Explore this issue:February 2007
These findings imply that physicians who treat patients with AR should be more mindful about the dissatisfactions and suffering associated with these allergies. We are not doing a good enough job in communicating with patients about the results of treatment. Many physicians consider allergies a minor problem and downplay them. However, allergies have a huge impact on quality of life. The survey revealed that physicians need to pay more attention to AR symptoms and their impact on quality of life. We need to use appropriate methods to evaluate patients and prescribe medications that effectively control symptoms that interfere with quality of life, said James Hadley, MD, Associate Professor of Otolaryngology at the University of Rochester Medical Center in Rochester, NY.

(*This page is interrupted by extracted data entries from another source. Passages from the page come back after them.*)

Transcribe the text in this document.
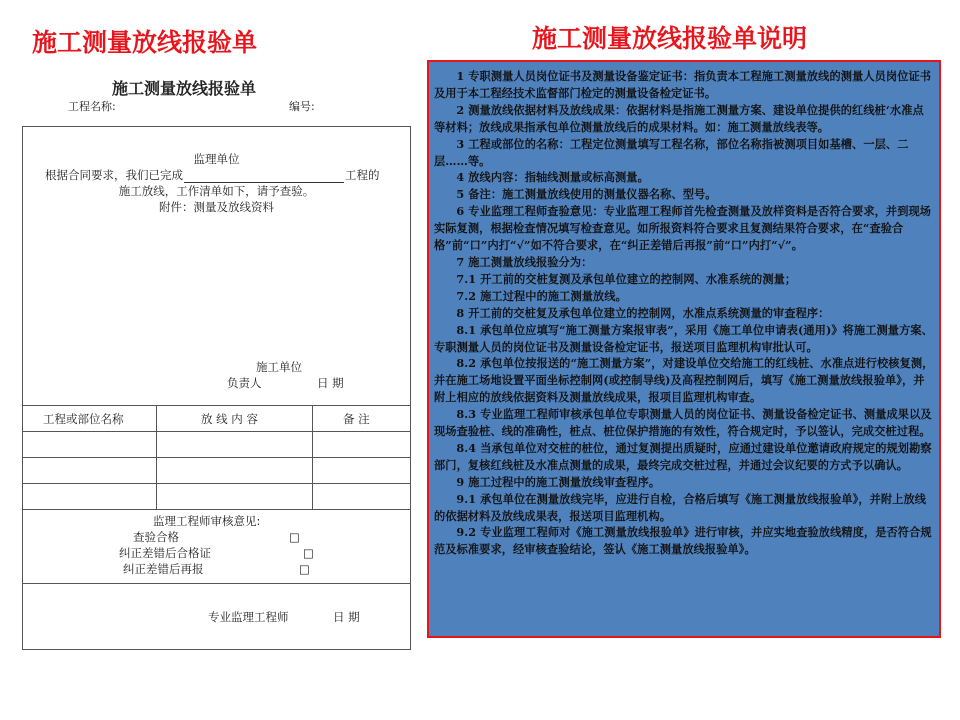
施工测量放线报验单	施工测量放线报验单说明
施工测量放线报验单
工程名称:	编号:
监理单位
根据合同要求，我们已完成	工程的
施工放线，工作清单如下，请予查验。
附件：测量及放线资料
施工单位
负责人	日 期
工程或部位名称	放 线 内 容	备 注
监理工程师审核意见:
查验合格	□
纠正差错后合格证	□
纠正差错后再报	□
专业监理工程师	日 期

1 专职测量人员岗位证书及测量设备鉴定证书：指负责本工程施工测量放线的测量人员岗位证书及用于本工程经技术监督部门检定的测量设备检定证书。

2 测量放线依据材料及放线成果：依据材料是指施工测量方案、建设单位提供的红线桩‘水准点等材料；放线成果指承包单位测量放线后的成果材料。如：施工测量放线表等。

3 工程或部位的名称：工程定位测量填写工程名称，部位名称指被测项目如基槽、一层、二层……等。

4 放线内容：指轴线测量或标高测量。

5 备注：施工测量放线使用的测量仪器名称、型号。

6 专业监理工程师查验意见：专业监理工程师首先检查测量及放样资料是否符合要求，并到现场实际复测，根据检查情况填写检查意见。如所报资料符合要求且复测结果符合要求，在“查验合格”前“口”内打“√”如不符合要求，在“纠正差错后再报”前“口”内打“√”。

7 施工测量放线报验分为：

7.1 开工前的交桩复测及承包单位建立的控制网、水准系统的测量；

7.2 施工过程中的施工测量放线。

8 开工前的交桩复及承包单位建立的控制网，水准点系统测量的审查程序：

8.1 承包单位应填写“施工测量方案报审表”，采用《施工单位申请表(通用)》将施工测量方案、专职测量人员的岗位证书及测量设备检定证书，报送项目监理机构审批认可。

8.2 承包单位按报送的“施工测量方案”，对建设单位交给施工的红线桩、水准点进行校核复测，并在施工场地设置平面坐标控制网(或控制导线)及高程控制网后，填写《施工测量放线报验单》，并附上相应的放线依据资料及测量放线成果，报项目监理机构审查。

8.3 专业监理工程师审核承包单位专职测量人员的岗位证书、测量设备检定证书、测量成果以及现场查验桩、线的准确性，桩点、桩位保护措施的有效性，符合规定时，予以签认，完成交桩过程。

8.4 当承包单位对交桩的桩位，通过复测提出质疑时，应通过建设单位邀请政府规定的规划勘察部门，复核红线桩及水准点测量的成果，最终完成交桩过程，并通过会议纪要的方式予以确认。

9 施工过程中的施工测量放线审查程序。

9.1 承包单位在测量放线完毕，应进行自检，合格后填写《施工测量放线报验单》，并附上放线的依据材料及放线成果表，报送项目监理机构。

9.2 专业监理工程师对《施工测量放线报验单》进行审核，并应实地查验放线精度，是否符合规范及标准要求，经审核查验结论，签认《施工测量放线报验单》。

The survey, conducted in January 2006, included 2500 patients who received a diagnosis of AR from a physician and who were symptomatic within the past year. The patient survey was carried out by structured 35-minute telephone interviews with respondents with AR who were questioned about allergies, severity and frequency of symptoms, and satisfaction with treatment. The survey also included a separate physicians’ section that included 300 US physicians who provide direct patient care in an outpatient setting (100 primary care physicians, 100 allergists, and 100 otolaryngologists). During structured 20-minute interviews, physicians were asked about the burden of AR on patients diagnosed by a physician as having AR and symptomatic during the past year, their treatment algorithm for AR management, and their perceptions of patient satisfaction with treatment.
According to M. Jennifer Derebery, MD, who is an associate at the House Clinic and Institute and Clinical Professor of Otolaryngology at USC Keck School of Medicine in Los Angeles, the survey revealed two major surprises. One was that a higher percentage of patients reported perennial symptoms of AR than has been found in the past; 56% of patients had symptoms all year long, while 44% reported seasonal AR.